Poche le luci della cerimonia, tra le quali vanno certamente annoverate il racconto di Spielberg su Federico Fellini ("credo mi stesse dicendo che per conquistare il pubblico bisogna prima far parte del pubblico") e le lacrime di Renato Carpentieri, una volta ricevuto il premio come miglior attore protagonista. Interessante anche il monologo iniziale di Paola Cortellesi, per quanto l'aria portata dal vento femminista, legittimo e anche previsto, pareva inquinata da una deficit di spontaneità.

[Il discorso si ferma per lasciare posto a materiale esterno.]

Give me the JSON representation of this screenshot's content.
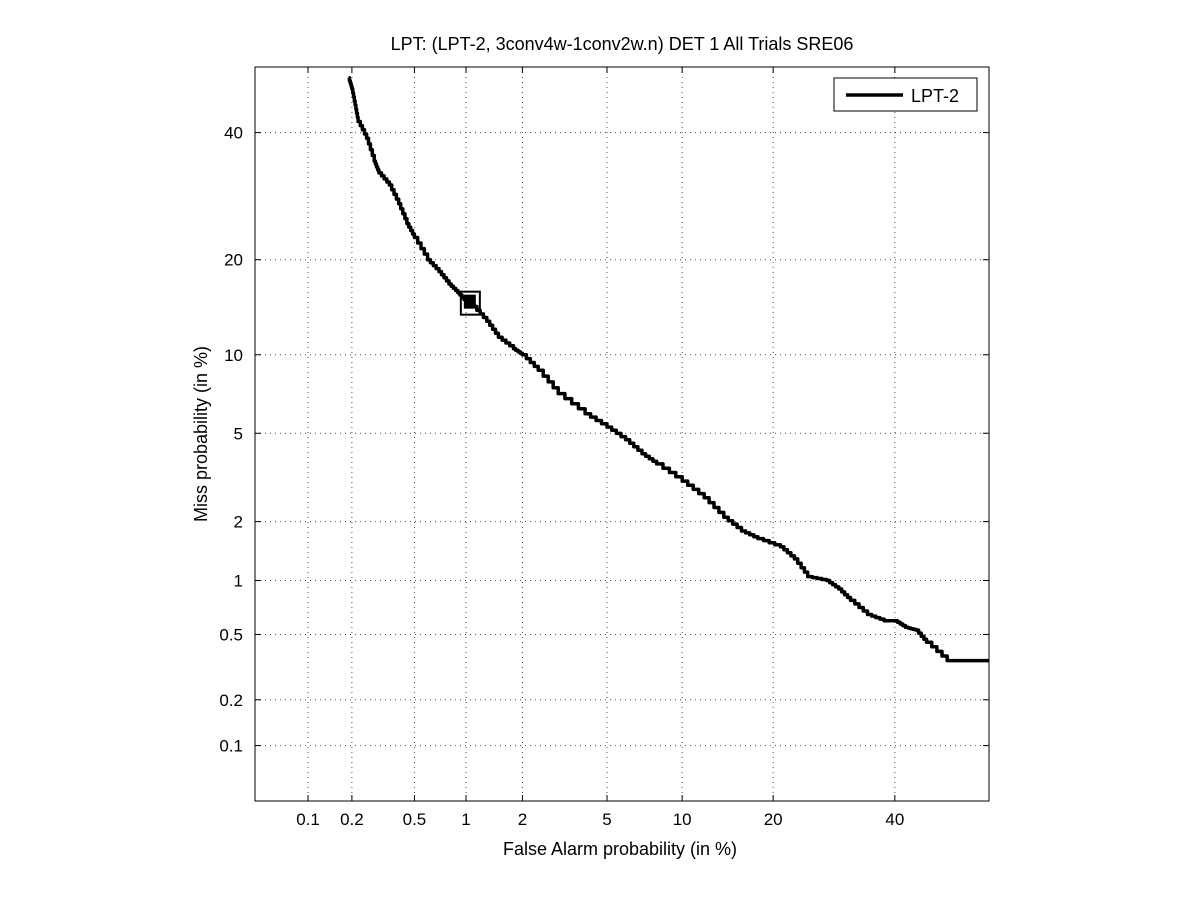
{
  "chart_data": {
    "type": "line",
    "title": "LPT: (LPT-2, 3conv4w-1conv2w.n) DET 1 All Trials SRE06",
    "xlabel": "False Alarm probability (in %)",
    "ylabel": "Miss probability (in %)",
    "x_scale": "probit (normal deviate)",
    "y_scale": "probit (normal deviate)",
    "xlim": [
      0.0409,
      58.0
    ],
    "ylim": [
      0.0409,
      52.0
    ],
    "x_ticks": [
      0.1,
      0.2,
      0.5,
      1,
      2,
      5,
      10,
      20,
      40
    ],
    "x_tick_labels": [
      "0.1",
      "0.2",
      "0.5",
      "1",
      "2",
      "5",
      "10",
      "20",
      "40"
    ],
    "y_ticks": [
      0.1,
      0.2,
      0.5,
      1,
      2,
      5,
      10,
      20,
      40
    ],
    "y_tick_labels": [
      "0.1",
      "0.2",
      "0.5",
      "1",
      "2",
      "5",
      "10",
      "20",
      "40"
    ],
    "grid": true,
    "legend": {
      "position": "top-right",
      "entries": [
        "LPT-2"
      ]
    },
    "series": [
      {
        "name": "LPT-2",
        "color": "#000000",
        "x": [
          0.19,
          0.2,
          0.21,
          0.22,
          0.25,
          0.28,
          0.3,
          0.35,
          0.4,
          0.45,
          0.5,
          0.6,
          0.7,
          0.8,
          0.9,
          1.0,
          1.1,
          1.3,
          1.5,
          1.8,
          2.0,
          2.4,
          3.0,
          4.0,
          5.0,
          6.0,
          7.0,
          8.0,
          10.0,
          12.0,
          14.0,
          16.0,
          18.0,
          21.0,
          23.0,
          25.0,
          28.0,
          30.0,
          32.0,
          35.0,
          38.0,
          40.0,
          42.0,
          44.0,
          46.0,
          50.0,
          58.0
        ],
        "y": [
          50.0,
          48.0,
          45.0,
          42.0,
          39.0,
          35.0,
          33.0,
          31.0,
          28.0,
          25.0,
          23.0,
          20.0,
          18.5,
          17.0,
          16.0,
          15.0,
          14.5,
          13.0,
          11.5,
          10.5,
          10.0,
          8.8,
          7.2,
          6.0,
          5.3,
          4.7,
          4.1,
          3.7,
          3.1,
          2.6,
          2.1,
          1.8,
          1.65,
          1.5,
          1.3,
          1.05,
          1.0,
          0.9,
          0.78,
          0.65,
          0.6,
          0.6,
          0.55,
          0.53,
          0.45,
          0.35,
          0.35
        ]
      }
    ],
    "marker": {
      "shape": "square",
      "x": 1.05,
      "y": 14.8
    }
  }
}
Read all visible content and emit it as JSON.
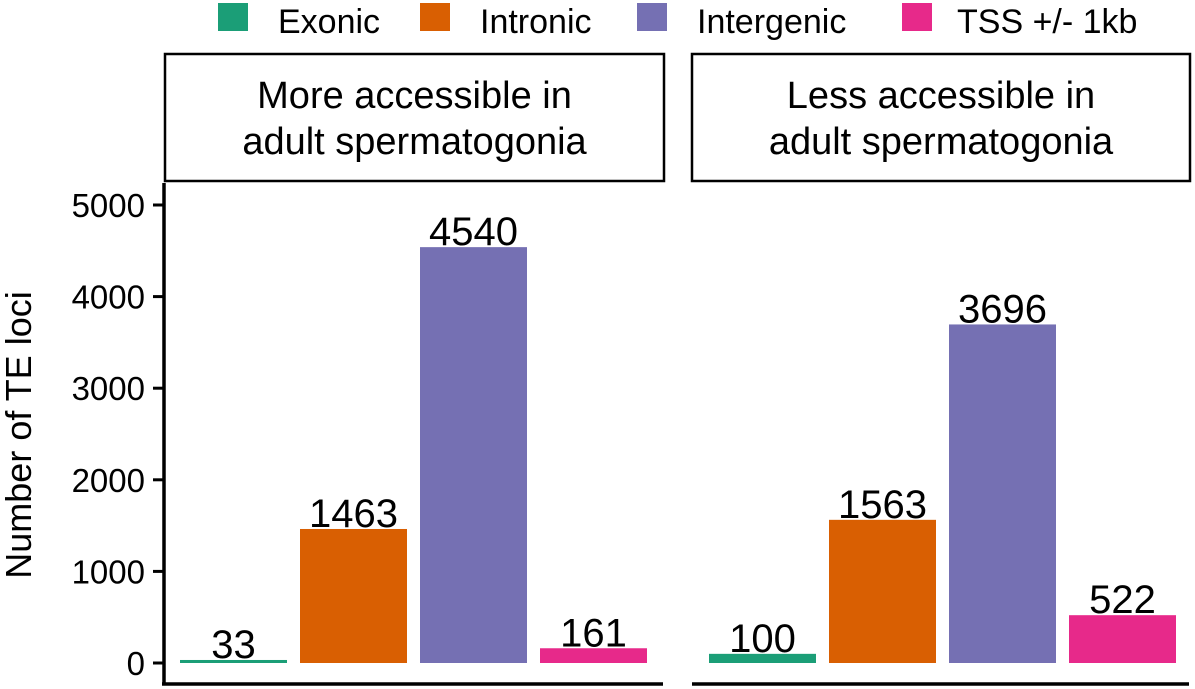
{
  "chart_data": {
    "type": "bar",
    "ylabel": "Number of TE loci",
    "ylim": [
      0,
      5200
    ],
    "yticks": [
      0,
      1000,
      2000,
      3000,
      4000,
      5000
    ],
    "grid": false,
    "legend_position": "top",
    "categories": [
      "Exonic",
      "Intronic",
      "Intergenic",
      "TSS +/- 1kb"
    ],
    "colors": [
      "#1B9E77",
      "#D95F02",
      "#7570B3",
      "#E7298A"
    ],
    "panels": [
      {
        "title_lines": [
          "More accessible in",
          "adult spermatogonia"
        ],
        "values": [
          33,
          1463,
          4540,
          161
        ],
        "value_labels": [
          "33",
          "1463",
          "4540",
          "161"
        ]
      },
      {
        "title_lines": [
          "Less accessible in",
          "adult spermatogonia"
        ],
        "values": [
          100,
          1563,
          3696,
          522
        ],
        "value_labels": [
          "100",
          "1563",
          "3696",
          "522"
        ]
      }
    ]
  }
}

I David non sono gli Oscar

La Rai, tuttavia, ha un alibi. Almeno ce l'ha a giudizio del sottoscritto, che ritiene il problema risieda prevalentemente nella nostra indisposinibilità culturale rispetto a cerimonie televisive di questo genere. Non è roba che fa per noi italiani, anche se ci sforziamo ogni volta di lamentarci per l'abissale differenza tra la resa televisiva degli Oscar e i David. L'evento italiano che più si avvicinava alla cerimonia degli Academy Awards era certamente quello dei Telegatti, che non a caso sono un ricordo, nonostante l'operazione revival che li vedrà di nuovo in tv il prossimo autunno. Per il resto, una cerimonia come i premi per la tv, ad esempio, ha perso appeal nel corso degli anni, finendo pure essa per non essere più trasmessa. È come se non percepissimo la sacralità della liturgia, come se fossimo renitenti alla seriosità dei premi, dei discorsi emozionali, che in fondo significa anche non prendersi troppo sul serio. Siamo troppo italiani? Forse, ma questa forma di resistenza alle premiazioni è probabilmente motivata anche da un'altra questione sostanziale: il grande evento televisivo italiano è e sarà sempre Sanremo, una cosa che per tipologia e rilevanza mediatica non ha eguali al mondo. Non è un paese per premi, consapevolezza con la quale possiamo sicuramente riuscire a convivere.